Rep. Steve Cohen (D., Tenn.) on Monday called for the impeachment of President Donald Trump, accusing him of "raping the country."
Cohen stood up and yelled for Trump to be impeached during a Democratic Steering and Policy Committee meeting with Speaker of the House Nancy Pelosi (D., Calif.), prompting Pelosi to push back saying, "This is not about politics, it's about what's best for the American people," according to Politico.
Cohen, who voted to move impeachment proceedings forward in December 2017, also brought up former President Bill Clinton's impeachment proceedings during the committee hearing, saying he faced impeachment "over sex." He went on to contrast Clinton and Trump by accusing the latter of "raping the country," a quote that was confirmed by Cohen after the meeting.
Pelosi again pushed back against Cohen's assertion that she was afraid impeachment would cost the Democrats a majority in the House.
"This isn’t about politics at all. It’s about patriotism. It’s about the strength we need to have to see things through," Pelosi said, according to aides in the room who spoke to Politico.

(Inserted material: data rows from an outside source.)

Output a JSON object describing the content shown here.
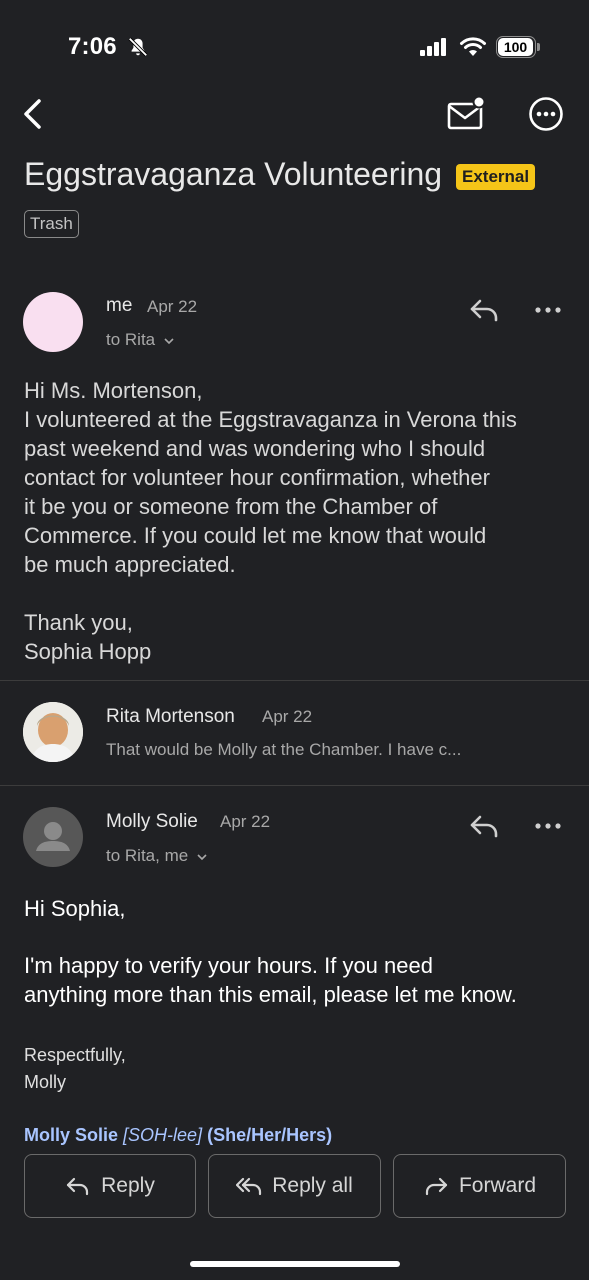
{
  "status_bar": {
    "time": "7:06",
    "battery": "100"
  },
  "email": {
    "subject": "Eggstravaganza Volunteering",
    "external_label": "External",
    "folder_label": "Trash"
  },
  "messages": [
    {
      "sender": "me",
      "date": "Apr 22",
      "recipients": "to Rita",
      "body_lines": [
        "Hi Ms. Mortenson,",
        "I volunteered at the Eggstravaganza in Verona this",
        "past weekend and was wondering who I should",
        "contact for volunteer hour confirmation, whether",
        "it be you or someone from the Chamber of",
        "Commerce. If you could let me know that would",
        "be much appreciated.",
        "",
        "Thank you,",
        "Sophia Hopp"
      ]
    },
    {
      "sender": "Rita Mortenson",
      "date": "Apr 22",
      "snippet": "That would be Molly at the Chamber. I have c..."
    },
    {
      "sender": "Molly Solie",
      "date": "Apr 22",
      "recipients": "to Rita, me",
      "greeting": "Hi Sophia,",
      "body_lines": [
        "I'm happy to verify your hours. If you need",
        "anything more than this email, please let me know."
      ],
      "closing": [
        "Respectfully,",
        "Molly"
      ],
      "signature": {
        "name": "Molly Solie",
        "pronunciation": "[SOH-lee]",
        "pronouns": "(She/Her/Hers)"
      }
    }
  ],
  "actions": {
    "reply": "Reply",
    "reply_all": "Reply all",
    "forward": "Forward"
  },
  "colors": {
    "background": "#202124",
    "external_badge": "#f5c518",
    "signature_link": "#a9c5ff"
  }
}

Pelosi faced other backlash from Democrats, including Reps. David Cicilline (R.I.), Jamie Raskin (Md.), and Joe Neguse (Colo.), during a private Democratic leadership meeting, Politico reported.
Raskin — a former law professor — said he wasn't advocating impeaching Trump but suggested that opening an impeachment inquiry would strengthen their legal position while allowing Democrats to move forward with their legislative agenda.

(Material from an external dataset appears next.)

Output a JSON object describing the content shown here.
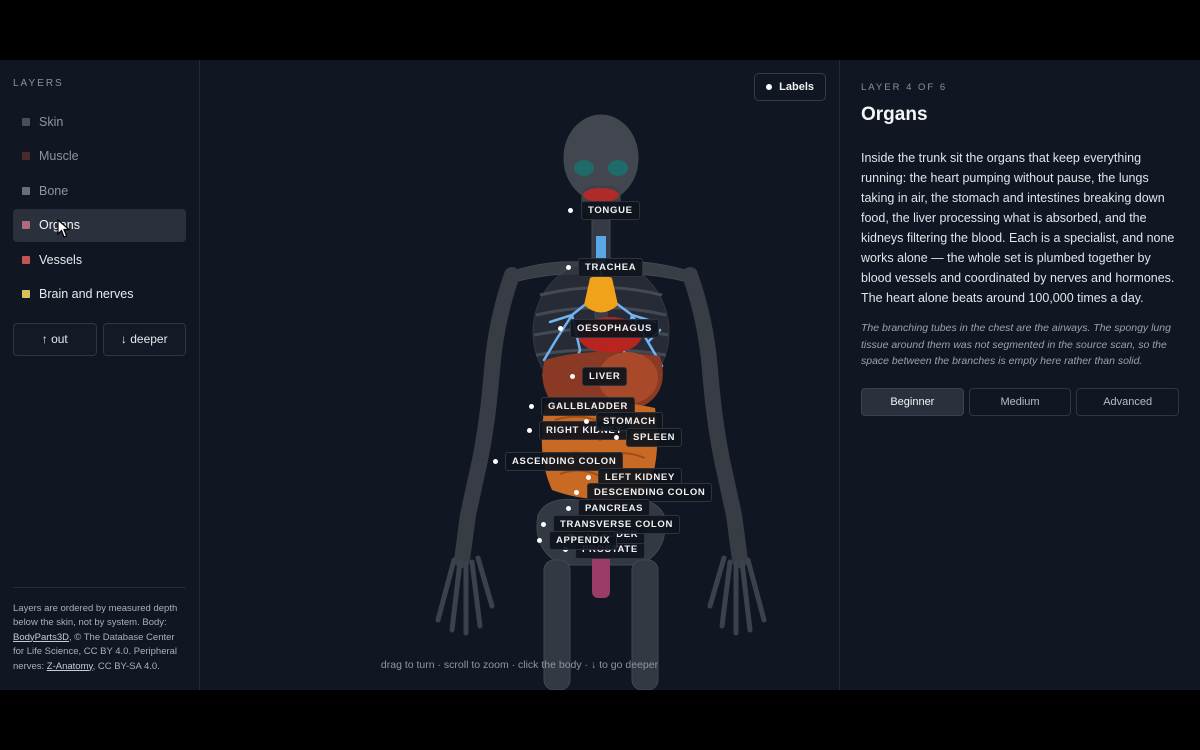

Pelosi dismissed this argument, asking Raskin whether he wanted to shut down the other five committees working on Trump investigations in favor of the Judiciary Committee.
"You want to tell Elijah Cummings to go home?" Pelosi quipped, referring to the chairman of the Oversight and Reform Committee.
Cicilline said earlier Monday he supports an impeachment inquiry if former White House Counsel Don McGahn doesn't show up on Tuesday to testify before the House Judiciary Committee. McGahn's lawyers later indicated he would not be showing up, defying the committee's subpoena, according to CNN.
"As with the subpoena for documents, Mr. McGahn again finds himself facing contradictory instructions from two co-equal branches of government," McGahn's attorney William A. Burck said in a letter to Rep. Jerry Nadler (D., N.Y.), the chairman of the House Judiciary Comittee. "Under these circumstances, and also conscious of the duties he, as an attorney, owes to his former client, Mr. McGahn must decline to appear at the hearing tomorrow."
"I think if this pattern by the president continues, where he's going to impede and prevent and undermine our ability to gather evidence to do our job, we're going to be left with no choice," Cicilline said.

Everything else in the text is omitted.